The Passover story is a gripping drama (see Exodus 11–13). Four centuries of Israelite slavery in Egypt were about to end. The confrontation between Moses and Pharaoh had reached a climax. God sent one final plague, the death of all the firstborn in Egypt who were not protected by the blood of a lamb on the doorpost. That lamb was eaten in the first “Passover” meal, so called because the angel of death “passed over” the protected homes.
The celebration of Passover was to become an essential part of Israel’s religious life. The one narrated here was only the second—the first had been the dramatic original in Egypt. The Israelites would not celebrate Passover again until they entered Canaan, the Promised Land (see Joshua 5:10).
Passover was a serious occasion. All regulations had to be followed exactly. Anyone who failed to celebrate this festival was to be cut off or excommunicated from Israel, which was the same as a death sentence (v. 13).
At the same time, the Lord extended grace. Provision for later observance was made for those who were ceremonially unclean and unable to participate at the time (v. 11). Participation was not limited to Israelites, but the “foreigner residing among you” could also join in (v. 14).

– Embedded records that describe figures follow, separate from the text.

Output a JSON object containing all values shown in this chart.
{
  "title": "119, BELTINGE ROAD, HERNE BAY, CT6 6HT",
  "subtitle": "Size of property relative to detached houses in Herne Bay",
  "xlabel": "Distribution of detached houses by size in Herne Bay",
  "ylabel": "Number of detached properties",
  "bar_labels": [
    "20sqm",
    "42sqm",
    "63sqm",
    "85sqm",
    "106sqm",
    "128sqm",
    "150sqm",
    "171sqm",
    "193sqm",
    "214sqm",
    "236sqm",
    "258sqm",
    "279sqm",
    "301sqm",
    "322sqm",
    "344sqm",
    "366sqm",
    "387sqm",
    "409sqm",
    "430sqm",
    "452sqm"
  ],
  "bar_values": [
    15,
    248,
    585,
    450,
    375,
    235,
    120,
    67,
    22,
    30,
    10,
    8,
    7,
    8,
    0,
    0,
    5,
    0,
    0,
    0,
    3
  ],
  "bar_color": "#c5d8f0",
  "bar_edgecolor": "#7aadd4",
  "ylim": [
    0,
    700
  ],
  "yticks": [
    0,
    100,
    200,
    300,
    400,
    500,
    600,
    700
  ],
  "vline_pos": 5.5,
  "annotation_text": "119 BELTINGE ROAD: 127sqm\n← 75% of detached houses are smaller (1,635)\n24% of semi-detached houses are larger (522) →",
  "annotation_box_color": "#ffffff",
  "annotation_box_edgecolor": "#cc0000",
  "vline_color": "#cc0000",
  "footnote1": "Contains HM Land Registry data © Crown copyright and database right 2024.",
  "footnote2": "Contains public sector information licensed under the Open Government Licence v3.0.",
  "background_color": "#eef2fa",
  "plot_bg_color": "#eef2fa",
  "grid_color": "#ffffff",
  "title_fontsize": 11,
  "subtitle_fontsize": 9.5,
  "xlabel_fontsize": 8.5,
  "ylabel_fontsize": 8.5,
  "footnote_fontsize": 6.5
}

The Passover meal reminded the people of God’s life-saving presence, protection, and guidance throughout the Exodus (vv. 15–23). The main dish, lamb, reminded them of the blood on the doorposts that had saved the lives of their firstborn. The unleavened bread reminded them of their hasty exit when Pharaoh had finally yielded. And the bitter herbs reminded them of their four centuries of slavery and suffering in Egypt, now ended by the powerful hand of the Lord.